Heel duidelijk is dat er nood is aan gestructureerde ondersteuning en kennisuitwisseling. Een suggestie is het ter beschikking stellen aan gemeentebesturen van een soort praktijkgids voor het buurtwinkelbeleid. Een tweede mogelijkheid is het organiseren van een oproep voor projecten die innovatieve oplossingen aanreiken voor het probleem en waaraan subsidies kunnen worden verleend.
U weet dat er in de Vlaamse Regering veel gevallen zijn van politieke telepathie. Denken we maar aan mijn idee van vorige week over de taaltest voor vierjarige kinderen. Minister Moerman had in het kader van een onderzoek te horen gekregen dat het goed zou zijn dat er innovatieve projecten zouden komen. Ik had het idee om op dezelfde manier te werken wanneer het gaat over buurtwinkels op het platteland. Daarom ben ik samen met minister Moerman en onze medewerkers rond de tafel gaan zitten. Op korte termijn zullen we een open oproep lanceren, gericht aan gemeenten, verenigingen en andere belanghebbenden. Zij kunnen praktische en vernieuwende voorstellen indienen, die daarna eventueel door de Vlaamse Regering kunnen worden ondersteund.
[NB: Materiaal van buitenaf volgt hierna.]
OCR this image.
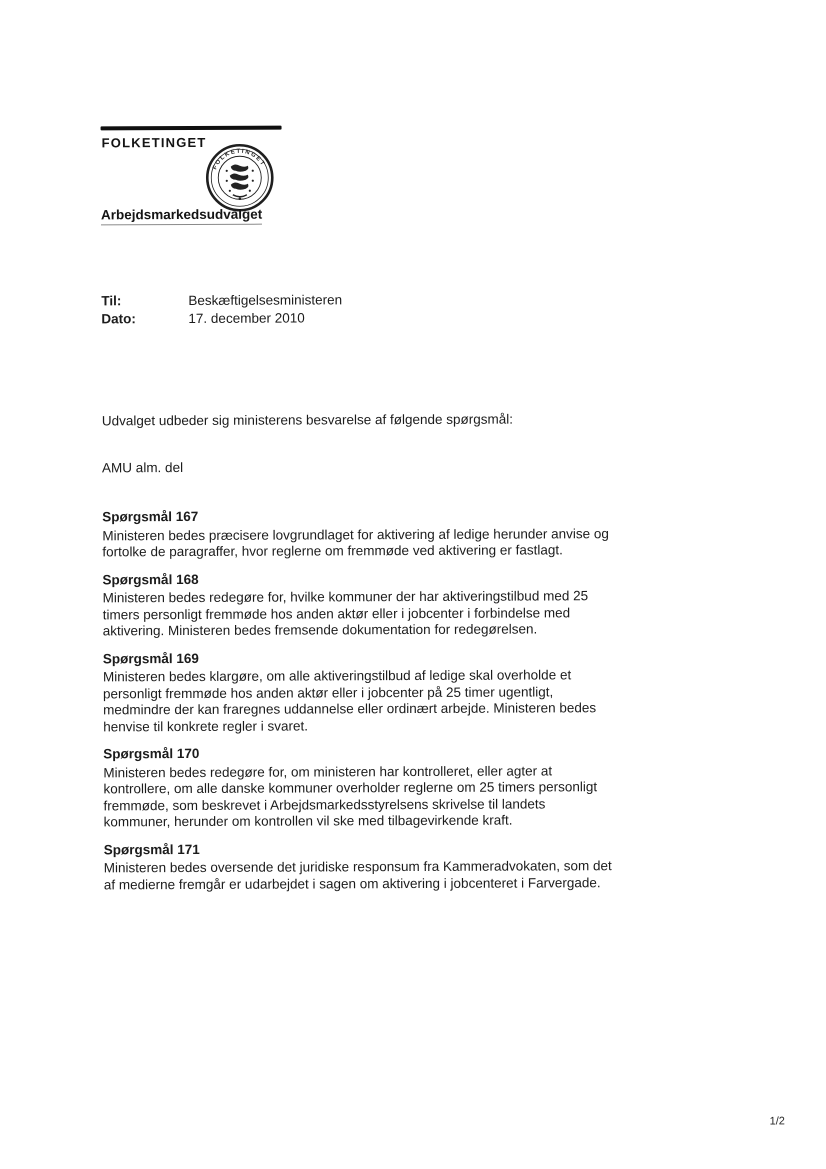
FOLKETINGET
FOLKETINGET
Arbejdsmarkedsudvalget
Til:	Beskæftigelsesministeren
Dato:	17. december 2010

Udvalget udbeder sig ministerens besvarelse af følgende spørgsmål:

AMU alm. del

Spørgsmål 167

Ministeren bedes præcisere lovgrundlaget for aktivering af ledige herunder anvise og fortolke de paragraffer, hvor reglerne om fremmøde ved aktivering er fastlagt.

Spørgsmål 168

Ministeren bedes redegøre for, hvilke kommuner der har aktiveringstilbud med 25 timers personligt fremmøde hos anden aktør eller i jobcenter i forbindelse med aktivering. Ministeren bedes fremsende dokumentation for redegørelsen.

Spørgsmål 169

Ministeren bedes klargøre, om alle aktiveringstilbud af ledige skal overholde et personligt fremmøde hos anden aktør eller i jobcenter på 25 timer ugentligt, medmindre der kan fraregnes uddannelse eller ordinært arbejde. Ministeren bedes henvise til konkrete regler i svaret.

Spørgsmål 170

Ministeren bedes redegøre for, om ministeren har kontrolleret, eller agter at kontrollere, om alle danske kommuner overholder reglerne om 25 timers personligt fremmøde, som beskrevet i Arbejdsmarkedsstyrelsens skrivelse til landets kommuner, herunder om kontrollen vil ske med tilbagevirkende kraft.

Spørgsmål 171

Ministeren bedes oversende det juridiske responsum fra Kammeradvokaten, som det af medierne fremgår er udarbejdet i sagen om aktivering i jobcenteret i Farvergade.

1/2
De open oproep zal twee onderdelen behelzen. Het gaat immers over twee verschillende specifieke problemen. Het ene onderdeel betreft de buurtwinkel in een landelijke context, het andere de buurtwinkel in een stedelijke context. Voor de selectie van de projecten zullen criteria worden gehanteerd die worden opgesomd in het rapport van professor Van Ossel. De goedgekeurde projecten - het zal uiteraard gaan over een beperkt aantal - zullen een pilootkarakter hebben. Na de evaluatie van de uitvoering ervan kunnen ze als navolgenswaardig voorbeeld naar voren worden geschoven. De evaluatie zou ook gericht zijn op het formuleren van beleidsaanbevelingen. De open oproep wordt nu gezamenlijk voorbereid door de beide betrokken administraties, dus zowel de afdeling Plattelandsbeleid als de administratie Economie van minister Moerman. Ook de mensen van de kabinetten maken deel uit van die voorbereidende werkgroep.
Wat mijn onderdeel, dat van de buurtwinkels op het platteland, betreft, heb ik eind 2005 bij voorzorg al een budget van 133.000 euro vastgelegd op de begroting ter financiering van deze pilootprojecten en hun werking. Ik vermoed dat ook minister Moerman terzake de nodige budgettaire maatregelen zal nemen.
De voorzitter: De heer De Meyer heeft het woord.
De heer Jos De Meyer: Mijnheer de minister-president, ik dank u voor het goede nieuws. Ik blijf volledig bij mijn overtuiging, die, meen ik, ook de uwe is, dat de leefbaarheid van een buurt sterk bepalend is voor het dorps- en wijkleven. De buurtwinkel kan daarin een belangrijke rol spelen. Ik ben ervan overtuigd dat dit hoofdstuk zal worden vervolgd, ook in deze commissie.
De voorzitter: Het incident is gesloten.